Tendances activistes, style de direction inapproprié, climat de peur parmi les étudiant-es : Les dysfonctionnements mis au jour à l’Institut du Proche-Orient de l’Université de Berne ont incité les responsables de l’université à supprimer l’institut dans sa forme actuelle. A la place, les sciences islamiques devraient bientôt être réorganisées et fusionnées avec d’autres disciplines.
Par ailleurs, la codirectrice de l’institut Selena Tolino a été déclassée mais elle garde un poste à responsabilité, mais «sous la supervision de la direction de la faculté». Le recteur de l’Université Christian Leumann dit que sur la base d’un rapport d’enquête, «aucun élément n’aurait justifié des mesures plus importantes.» Par ailleurs, il n’y avait pas question de renforcer les règles internes par rapport à la liberté d’expression des collaborateurs et collaboratrices.
Et pourtant, l’affaire a remis sur table la question de la place de l’engagement politique à l’université.
Antonio Loprieno, Egyptologue à Bâle, président de la Fédération européenne des académies des sciences et des humanités (ALLEA) et ancien président de swissuniversities, a mené l’enquête administrative de l’Institut d’études du Proche-Orient à l’Université de Berne. Dans une interview, il ne parle pas du contenu de son rapport, mais évoque le contexte: «Les universités sont plus qu’avant sous l’influence de la situation politique mondiale. La polarisation à laquelle nous assistons actuellement est bien plus forte que celle que nous avons connue dans les années 1970. La politique et la science étaient alors encore plus séparées.»
Et encore: «en tant que professeurs, nous devons nous efforcer de séparer strictement le travail d’information de la prise de position. Lors de la guerre en Ukraine, l’université de Berne a réagi de manière exemplaire par un travail d’information : elle a proposé des cours et des séminaires sur le sujet au sein du Centre pour la résolution des conflits, mais n’a pas pris parti.» (Der Bund)
L’article de la NZZ «Palästina-Flagge im Seminarraum» évoque le contenu du rapport: la faculté aurait encouragé une «homogénité méthodologique», selon des collaboratrices ou collaborateurs, l’opinion («Gesinnung») comptait plus que la compétence. Il était question d’un «corset idéologique» des théories postcoloniales, qui, interprètées de manière superficielle, facilitent la vision «ami-ennemi», ce qui peut avoir comme conséquence l’idée que le Hamas est une organisation de résistance et Israël un état colonial.

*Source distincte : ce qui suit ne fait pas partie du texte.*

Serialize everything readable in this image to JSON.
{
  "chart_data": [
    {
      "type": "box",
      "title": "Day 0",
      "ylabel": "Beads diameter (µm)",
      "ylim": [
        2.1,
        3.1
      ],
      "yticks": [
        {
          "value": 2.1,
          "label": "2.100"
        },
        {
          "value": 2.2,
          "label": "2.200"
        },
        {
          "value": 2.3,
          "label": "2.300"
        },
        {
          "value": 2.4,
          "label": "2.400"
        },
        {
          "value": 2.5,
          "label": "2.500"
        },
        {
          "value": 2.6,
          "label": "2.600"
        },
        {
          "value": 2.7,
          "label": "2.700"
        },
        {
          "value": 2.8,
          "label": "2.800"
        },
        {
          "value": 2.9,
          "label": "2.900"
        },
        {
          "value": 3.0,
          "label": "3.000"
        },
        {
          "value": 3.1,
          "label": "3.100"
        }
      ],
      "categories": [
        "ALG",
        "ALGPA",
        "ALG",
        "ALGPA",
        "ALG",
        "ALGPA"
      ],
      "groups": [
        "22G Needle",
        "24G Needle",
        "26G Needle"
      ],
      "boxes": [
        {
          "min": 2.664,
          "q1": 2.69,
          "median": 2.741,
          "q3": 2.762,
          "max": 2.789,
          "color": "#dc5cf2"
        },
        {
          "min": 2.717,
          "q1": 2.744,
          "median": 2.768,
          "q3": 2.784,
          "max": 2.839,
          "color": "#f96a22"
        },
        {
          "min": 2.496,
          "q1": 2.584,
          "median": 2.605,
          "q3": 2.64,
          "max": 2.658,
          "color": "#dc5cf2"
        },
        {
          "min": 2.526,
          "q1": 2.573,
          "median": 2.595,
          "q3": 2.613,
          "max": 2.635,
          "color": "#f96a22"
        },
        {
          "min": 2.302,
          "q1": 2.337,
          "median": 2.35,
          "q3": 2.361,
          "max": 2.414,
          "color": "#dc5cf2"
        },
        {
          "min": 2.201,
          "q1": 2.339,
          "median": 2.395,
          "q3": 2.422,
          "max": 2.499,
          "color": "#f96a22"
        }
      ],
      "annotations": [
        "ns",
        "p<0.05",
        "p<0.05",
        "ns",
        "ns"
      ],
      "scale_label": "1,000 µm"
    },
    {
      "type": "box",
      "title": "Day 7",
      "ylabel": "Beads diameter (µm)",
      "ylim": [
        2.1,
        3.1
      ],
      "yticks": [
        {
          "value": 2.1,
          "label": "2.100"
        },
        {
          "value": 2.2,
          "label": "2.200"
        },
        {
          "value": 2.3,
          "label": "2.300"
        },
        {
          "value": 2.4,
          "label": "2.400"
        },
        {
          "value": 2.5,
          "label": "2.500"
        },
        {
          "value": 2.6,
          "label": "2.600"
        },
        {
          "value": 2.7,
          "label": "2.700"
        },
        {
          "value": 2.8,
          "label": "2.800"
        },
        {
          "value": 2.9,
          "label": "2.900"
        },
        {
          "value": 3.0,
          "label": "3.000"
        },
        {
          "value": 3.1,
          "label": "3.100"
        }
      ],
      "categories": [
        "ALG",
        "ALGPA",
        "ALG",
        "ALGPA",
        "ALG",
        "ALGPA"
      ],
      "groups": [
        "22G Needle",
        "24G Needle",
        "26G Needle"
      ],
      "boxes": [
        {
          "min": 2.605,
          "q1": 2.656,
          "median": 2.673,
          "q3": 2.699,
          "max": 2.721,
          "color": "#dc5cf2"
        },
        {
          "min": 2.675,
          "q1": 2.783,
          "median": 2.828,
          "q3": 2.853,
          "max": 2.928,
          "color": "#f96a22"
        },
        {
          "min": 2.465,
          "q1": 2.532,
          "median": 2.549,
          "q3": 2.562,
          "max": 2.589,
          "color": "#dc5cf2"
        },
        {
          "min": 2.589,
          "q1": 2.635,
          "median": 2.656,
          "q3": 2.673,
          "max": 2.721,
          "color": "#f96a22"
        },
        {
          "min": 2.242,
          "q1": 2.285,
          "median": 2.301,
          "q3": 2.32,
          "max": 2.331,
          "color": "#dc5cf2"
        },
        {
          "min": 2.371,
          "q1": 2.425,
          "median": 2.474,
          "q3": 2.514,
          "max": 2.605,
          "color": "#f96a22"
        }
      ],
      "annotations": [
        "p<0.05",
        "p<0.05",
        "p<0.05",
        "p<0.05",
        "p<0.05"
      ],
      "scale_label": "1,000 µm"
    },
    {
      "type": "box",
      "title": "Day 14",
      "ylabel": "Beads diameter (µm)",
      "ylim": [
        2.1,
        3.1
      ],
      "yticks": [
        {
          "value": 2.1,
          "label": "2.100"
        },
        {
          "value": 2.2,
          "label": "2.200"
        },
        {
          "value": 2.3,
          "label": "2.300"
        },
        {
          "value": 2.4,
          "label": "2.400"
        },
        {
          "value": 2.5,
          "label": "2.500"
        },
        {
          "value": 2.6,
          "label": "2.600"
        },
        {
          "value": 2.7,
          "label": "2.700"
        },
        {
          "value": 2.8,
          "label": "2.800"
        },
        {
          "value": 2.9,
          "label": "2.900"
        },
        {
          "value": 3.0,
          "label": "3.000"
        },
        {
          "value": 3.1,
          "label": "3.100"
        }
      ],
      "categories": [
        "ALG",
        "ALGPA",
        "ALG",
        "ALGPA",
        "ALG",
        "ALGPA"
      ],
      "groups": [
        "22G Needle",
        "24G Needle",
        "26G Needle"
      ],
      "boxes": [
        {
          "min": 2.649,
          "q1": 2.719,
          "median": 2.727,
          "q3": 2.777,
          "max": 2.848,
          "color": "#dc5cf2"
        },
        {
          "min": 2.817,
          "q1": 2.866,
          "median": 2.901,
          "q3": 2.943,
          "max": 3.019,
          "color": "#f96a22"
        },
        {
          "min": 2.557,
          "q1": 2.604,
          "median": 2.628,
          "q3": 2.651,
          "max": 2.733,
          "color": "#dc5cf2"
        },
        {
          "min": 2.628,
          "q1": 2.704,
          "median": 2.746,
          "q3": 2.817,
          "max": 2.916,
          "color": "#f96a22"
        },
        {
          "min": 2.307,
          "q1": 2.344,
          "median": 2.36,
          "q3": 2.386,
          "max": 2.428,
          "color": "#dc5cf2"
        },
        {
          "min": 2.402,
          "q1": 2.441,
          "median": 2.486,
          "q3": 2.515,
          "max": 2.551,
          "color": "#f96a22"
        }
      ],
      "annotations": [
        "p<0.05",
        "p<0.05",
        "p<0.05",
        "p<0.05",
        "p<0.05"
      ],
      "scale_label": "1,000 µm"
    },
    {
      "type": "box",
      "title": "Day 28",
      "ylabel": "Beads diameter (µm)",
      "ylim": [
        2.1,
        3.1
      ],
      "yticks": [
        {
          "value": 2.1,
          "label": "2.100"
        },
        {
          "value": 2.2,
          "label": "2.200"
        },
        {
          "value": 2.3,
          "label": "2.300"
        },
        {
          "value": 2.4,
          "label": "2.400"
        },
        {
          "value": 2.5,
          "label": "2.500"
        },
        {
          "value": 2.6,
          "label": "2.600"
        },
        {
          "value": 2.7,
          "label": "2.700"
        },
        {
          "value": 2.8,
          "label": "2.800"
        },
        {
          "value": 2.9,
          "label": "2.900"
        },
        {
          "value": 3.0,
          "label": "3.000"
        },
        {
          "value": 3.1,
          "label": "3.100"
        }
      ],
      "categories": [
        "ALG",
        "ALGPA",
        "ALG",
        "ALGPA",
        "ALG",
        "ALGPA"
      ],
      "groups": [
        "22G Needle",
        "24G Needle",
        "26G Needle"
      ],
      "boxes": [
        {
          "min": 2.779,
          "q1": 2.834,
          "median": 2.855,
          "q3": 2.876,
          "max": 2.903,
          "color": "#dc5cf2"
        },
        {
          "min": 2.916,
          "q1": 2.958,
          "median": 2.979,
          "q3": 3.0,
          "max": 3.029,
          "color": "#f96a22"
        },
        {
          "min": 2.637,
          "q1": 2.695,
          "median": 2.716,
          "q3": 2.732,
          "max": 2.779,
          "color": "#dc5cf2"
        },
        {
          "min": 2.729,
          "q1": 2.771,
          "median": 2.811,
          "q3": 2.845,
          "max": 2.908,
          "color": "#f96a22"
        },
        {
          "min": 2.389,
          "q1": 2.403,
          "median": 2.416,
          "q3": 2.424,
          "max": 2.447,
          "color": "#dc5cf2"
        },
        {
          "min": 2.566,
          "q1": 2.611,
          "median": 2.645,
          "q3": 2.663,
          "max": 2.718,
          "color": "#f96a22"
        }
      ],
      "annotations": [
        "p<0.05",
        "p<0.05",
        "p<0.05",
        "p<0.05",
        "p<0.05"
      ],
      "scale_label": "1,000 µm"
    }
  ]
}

Selon le journaliste NZZ Thomas Ribi (dans «Der Ungeist sitzt zu tief»), «les mesures prises par la direction de l’université sont un exemple parfait de la manière dont on peut agir sans s’attaquer aux problèmes de fond.» Il note qu’au début des études postcoloniales, il n’y a pas des questions mais des certitudes, comme celle que les personnes blanches sont toujours privilégiées et racistes. «La science se caractérise par une réflexion critique sur ses fondements. Cela n’est pas plus visible dans l’islamologie bernoise que dans les « Urban Studies » bâloises, auxquelles un rapport d’enquête interne a délivré la semaine dernière un certificat de bonne conduite. Lorsque la science et l’activisme politique sont à ce point inextricablement mêlés, le problème ne peut pas être résolu par quelques mesures administratives.»